Thank you much, Marina -- I will go wading around when I have a free minute. Alligators again. =)

3:38 PM EDT  
Blogger Marina said...

L,
Wading around LOL. You scare me with those alligators. :-)

4:48 PM EDT  
Blogger Ducks said...

http://www.urbandictionary.com/define.php?term=up+to+your+ass+in+alligators

I think the phrase is supposed to be, "When you're up to your arse in alligators, you don't have time to drain the swamp." I don't know... I just remember mimeographed (yes!) office humor, line-drawn pictures of alligators.

6:33 PM EDT  
Blogger Marina said...

I love the phrase. I am going to use it a lot now :-)

8:17 PM EDT  
Anonymous Anonymous said...

Excellent list of suggestions -with the addition of No. 6 it's even better!

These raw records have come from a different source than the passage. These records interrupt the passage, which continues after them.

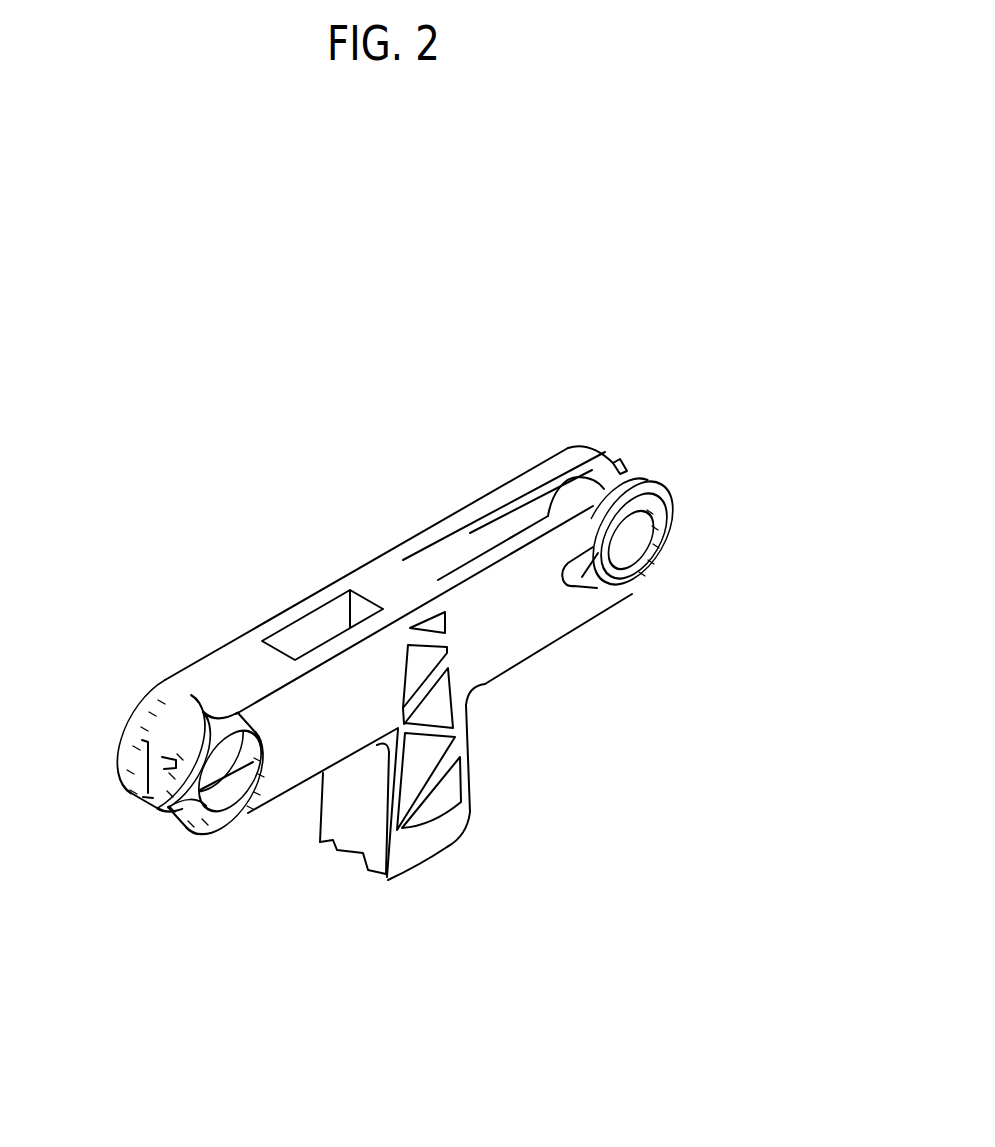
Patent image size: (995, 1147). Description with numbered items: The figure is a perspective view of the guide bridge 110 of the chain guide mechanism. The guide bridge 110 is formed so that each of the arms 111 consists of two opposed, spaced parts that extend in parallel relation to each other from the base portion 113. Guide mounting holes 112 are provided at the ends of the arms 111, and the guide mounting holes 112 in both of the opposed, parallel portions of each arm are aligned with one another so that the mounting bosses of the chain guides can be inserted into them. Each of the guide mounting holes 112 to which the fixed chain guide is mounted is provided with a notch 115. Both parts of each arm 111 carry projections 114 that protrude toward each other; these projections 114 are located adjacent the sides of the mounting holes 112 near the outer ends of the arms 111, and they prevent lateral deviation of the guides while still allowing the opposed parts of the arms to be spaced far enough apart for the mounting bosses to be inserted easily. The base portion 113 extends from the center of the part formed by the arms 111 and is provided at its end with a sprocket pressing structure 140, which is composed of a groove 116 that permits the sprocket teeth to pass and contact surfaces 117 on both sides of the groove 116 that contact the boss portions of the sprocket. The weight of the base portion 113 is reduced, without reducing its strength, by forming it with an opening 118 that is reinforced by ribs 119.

The guide bridge 110 is at (673, 366).
The arms 111 is at (509, 546).
The guide mounting holes 112 is at (188, 706).
The base portion 113 is at (388, 582).
The projections 114 is at (162, 792).
The notch 115 is at (578, 588).
The groove 116 is at (362, 852).
The contact surfaces 117 is at (323, 842).
The opening 118 is at (423, 746).
The ribs 119 is at (437, 778).
The sprocket pressing structure 140 is at (396, 956).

Andy would be perfect for a show, he is so charming, and I am sure several others would be equally adept. Anything is better than getting a trashy celebrity together with a focus group and then telling some poor perfumer that he/she has to come up with yet another fruiy-floral to be ready for test marketing in 3 months. Enough of that already!

3:16 PM EDT  
Anonymous Anonymous said...

Donna,
Amen! :-)

3:27 PM EDT  
Anonymous Anonymous said...

This is a wonderful article and commentary. I have only been able to appreciate MORE the "mysteries" and artistry of the fragrance industry since learning some of its inner workings, including the importance of chemistry in the equation. I'm a classical musician and there is something nice about just sitting back and enjoying, but when one understands the structure of the music, where its going, the layers, the more one enjoys the experience. We all should be able to enjoy fragrance in the same more aware, more knowledgeable way if we desire. Thanks for sharing!!

8:30 PM EDT  
Blogger Marina said...

Dear Anonymous,
That is such a great parallel with knowing music, thank you!

9:04 PM EDT  
Anonymous Anonymous said...

focus group, accountants, bankers are evil!

1:02 PM EDT  
Blogger Marina said...

Exactly! :-)

10:15 PM EDT  
Anonymous Anonymous said...

hey! that molecule you have there... that is phenyl acetaldehyde, with its correct most stable configuration too!

hehehehhe... sorry.... got carried away. where were we again? ah yes, MKK and focus groups. now that is a match made in heaven. i personally vote for bal a versailles marketed as a men's fragrance. hehehehe

1:11 AM EDT  
Blogger Marina said...

Evilpeony,
I think there is or was Bal a Versailles for men or Versailles for Men or something like that. But I think a man can very easily wear the regular Bal.